Annual profits were US$7.4 billion, up from US$1.8 billion in 2014 as revenues rose 3.8 per cent to US$149.6 billion.
Results reflected the automaker's highest US sales in nine years following the launch of an aluminum-bodied F-150 version of its best-selling F-Series pickup trucks and other revamps.
Ford reported 2015 US auto sales of 2.5 million vehicles, up five per cent from 2014.
North America remained the core of the second-largest US automaker's business, with operating profits rising 25.6 per cent to US$9.3 billion.
In Europe, Ford scored an operating profit of US$259 million, compared with a loss of US$598 million in 2014.
The profit, Ford's first in Europe since 2011, follows significant moves to restructure its European operations over the last couple of years, including plant closures and job cuts.
The gain in Europe helped to offset an annual loss of US$832 million in South America.
Results were boosted by a shift in the accounting of pension plans.
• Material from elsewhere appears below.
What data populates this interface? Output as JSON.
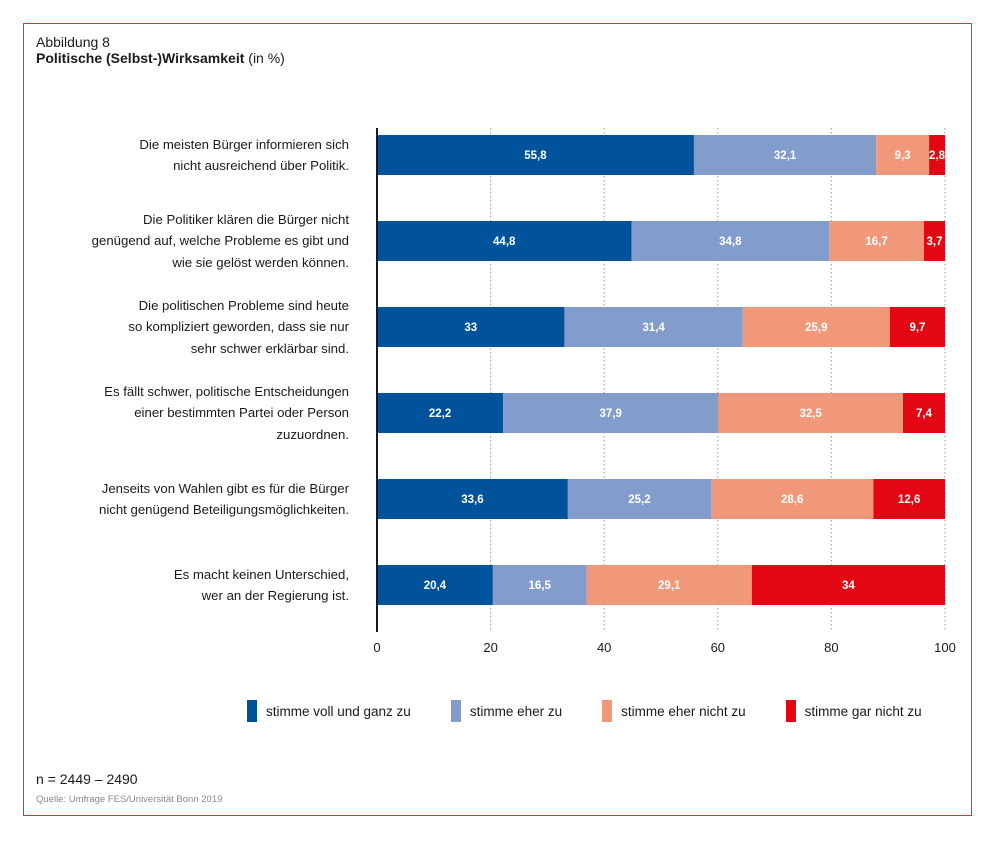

When Ford announced the change on January 7, it said it would boost 2015 pre-tax profit by US$1.5 billion.
Earnings for the fourth quarter were US$1.9 billion, up US$4.4 billion from the year-ago period. Quarterly profits were 58 cents per share, seven cents above analyst expectations.
Ford confirmed its 2016 forecast for revenue and earnings per share equal or higher to that in 2015.
"In 2016, we will continue to build on our strengths and accelerate our pace of progress even further, while transforming Ford into both an auto and a mobility company and creating value for all of our stakeholders," said Ford president and chief executive Mark Fields in a statement.
Ford shares fell 3.0 per cent to $11.48 in early trade.